弾き語りと笑いを交えてトークを行うシンガー・ソングライターの嘉門達夫さん

  • 0

  •  

 神戸朝日ホール(神戸市中央区浪花町)で9月26日、シンガー・ソングライターの嘉門達夫さんを迎えてフェリシモ主催のトークライブ「神戸学校」が開催された。

会場の様子

 嘉門さんは1959(昭和34)年3月25日大阪府生まれ。フォークソングとラジオの深夜放送、1970(昭和45)年の大阪万博に多大な影響を受けて育つ。高校在学中に笑福亭鶴光さんに入門し、19歳で毎日放送ラジオ「ヤングタウン」のレギュラーを務めるが、のちに落語家破門、番組降板。その後、全国を放浪しギターを手にライブ活動を始める。1983(昭和58)年、「ヤンキーの兄ちゃんのうた」でデビュー後、「替え唄メドレーシリーズ」など、数々のヒット曲を世に送り出している。

[広告]

 2014年3月、55歳を迎え、6年ぶり31枚目のオリジナルアルバム「GO!GO!COME ON!!」を4月30日に発売。今年5月は大阪道頓堀開削400年の記念シングル「レッツゴー!ミナミ!」をリリースした。10月8日には、ラジオと音楽と人との出会いを書き下ろした小説「丘の上の綺羅(きら)星」の発売を予定する。

 今年、芸能生活40周年を迎えた嘉門さんは「『笑い』を通じて伝えたいこと ~なぜ歌いつづけるのか~」をテーマに、弾き語りと笑いを交えてトークを展開。阪神・淡路大震災20年目の節目を迎えたこともあり、自身も地震発生時に神戸のホテルで被災したことや震災にまつわる話をテーマとしている曲「怒りのグルーヴ ~震災篇(へん)~」の誕生秘話など、当時を振り返る場面も。嘉門さんは、東日本大震災後もすぐに泉谷しげるさんらと支援ライブを行っている。

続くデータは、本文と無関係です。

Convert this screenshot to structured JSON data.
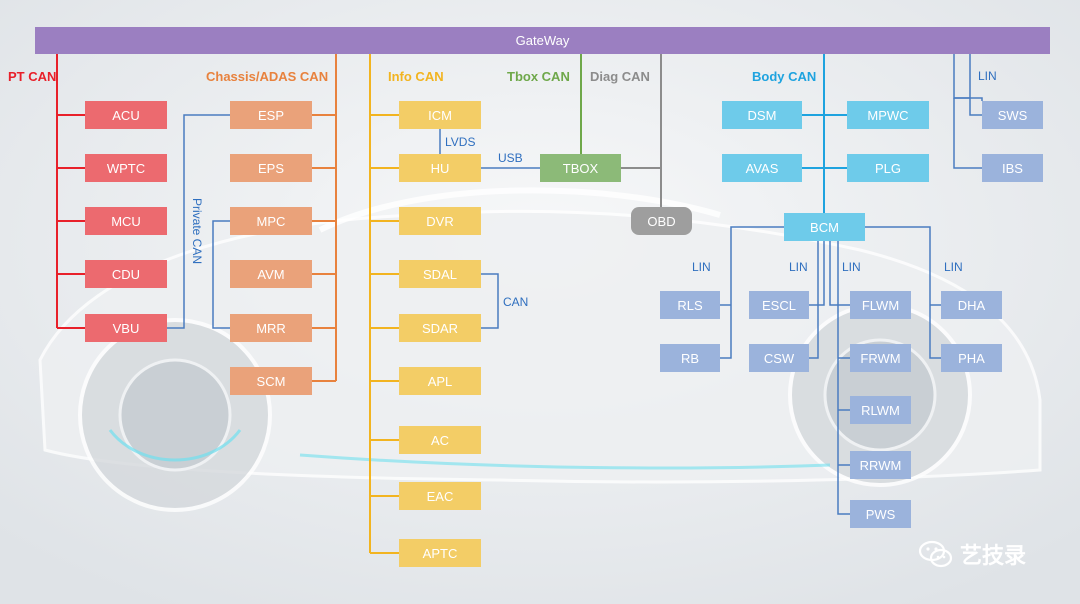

 同社の人気商品「500色の色えんぴつ」を題材にした新曲も披露。嘉門さんは「色鉛筆1本1本に個性的な名前が付いていて、名前を聞いただけでどんな色か想像できるのがすごい。特に気になった名前を歌詞に盛り込んでみた」と笑顔で話す。質疑応答では、子どもからの「自分の曲で好きな曲は?」という問いに「君はどの曲が好き?」と聞き返し、持ち前のサービス精神でその曲を演奏してみせたりしていた。イベント後は気さくにサインや写真撮影にも応じていた。

 「神戸学校」はフェリシモが毎月主催する「神戸発 生活デザイン学校」。1995年の阪神淡路大震災をきっかけにスタートし、これまでに190人以上が登壇している。イベントスタッフは、同社の若手社員が担当。受付、来場者の誘導、販売、カフェなどのほか、当日の司会者も行っている。参加料は全額、「あしなが育英会」を通じて東日本大震災遺児への支援に活用される。